7.             Lorsqu'il statue sur une demande de prolongation d'une mesure d'éloignement, qui porte atteinte à la liberté personnelle de son destinataire, le tribunal doit s'assurer que cette mesure respecte le principe de la proportionnalité (art. 36 al. 3 de la Constitution fédérale de la Confédération suisse du 18 avril 1999 - Cst. - RS 101), qui exige qu'une mesure restrictive soit apte à produire les résultats escomptés (règle de l'aptitude), que ceux-ci ne puissent être atteints par une mesure moins incisive (règle de la nécessité), interdit toute limitation des droits individuels allant au-delà du but visé et exige un rapport raisonnable entre celui-ci et les intérêts publics ou privés compromis (principe de la proportionnalité au sens étroit, impliquant une pesée des intérêts ; ATF 142 I 76 consid. 3.5.1 ; 142 I 49 consid.  9.1 ; 140 I 218 consid. 6.7.1 ; 132 I 49 consid. 7.2 ; arrêt du Tribunal fédéral 2C_793/2018 du 13 mars 2019 consid. 3.3 ; 2C_206/2017 du 23 février 2018 consid. 8.3).

8.             En l'espèce, il ressort de l’audition de Mme A______ devant la police que son mari était rentré à la maison en état d'ébriété, qu'il l’aurait injuriée, fait mine de lui asséner un coup de poing et menacée de mort le 19 septembre 2023 après que la demanderesse lui avait refusé la somme de CHF 1'000.-. Puis, il aurait tambouriné à la porte de sa chambre, dans laquelle elle s'était réfugiée.
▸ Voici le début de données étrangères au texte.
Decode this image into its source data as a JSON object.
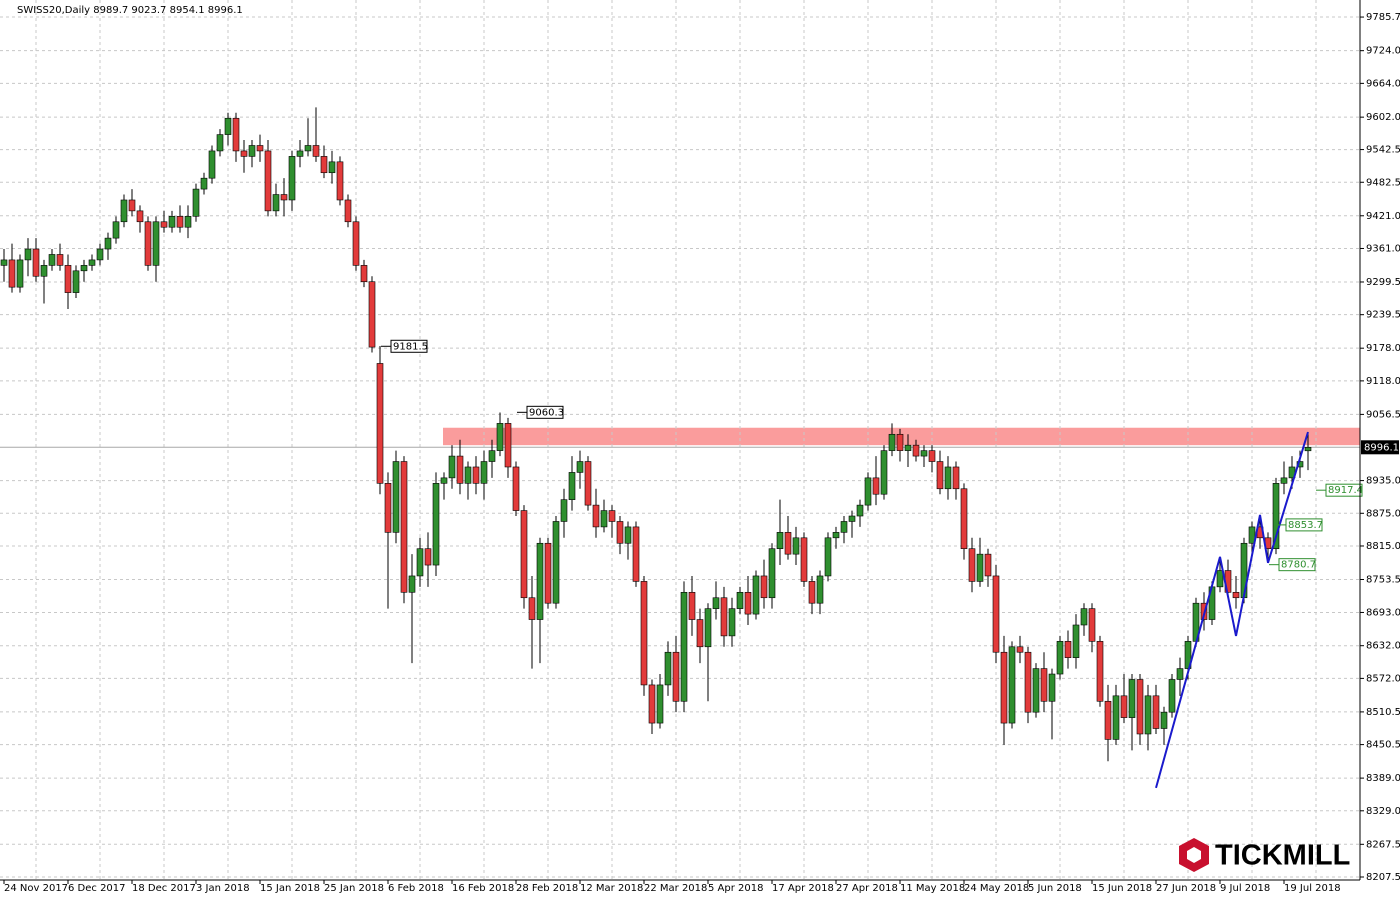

Mme A______ a également exposé que depuis plusieurs années, son mari devenait très agressif lorsqu'il buvait trop et que de violentes disputes avaient déjà eu lieu par le passé. Interrogé à son tour, M. B______, tout en contestant avoir menacé son épouse, a reconnu s'être mis en colère et l'avoir insultée à plusieurs reprises. Il a même admis avoir « picolé », à savoir avoir consommé trois litres de bières avant les faits et « pété les plombs ». Enfin, l'audition de leur hôte, M. C______, confirme la dispute entre les époux. Celui-ci a ainsi précisé que M. B______ avait tambouriné à la porte de la chambre de sa femme, suffisamment fort pour que cela s'entende dans l'immeuble et qu'il avait tenté de le calmer, sans y parvenir complétement.

Informé le 22 septembre 2023 de la présente audience, M. B______ a expliqué au tribunal qu'il se trouvait au Maroc auprès de sa mère, de sorte qu'il ne se rendrait pas à l'audience. Il a par ailleurs indiqué, par mail du 26 septembre 2023, qu'il ne s'opposerait à aucune décision de sa femme. Il ressort en outre du dossier qu’il n'a pas pris contact avec D______.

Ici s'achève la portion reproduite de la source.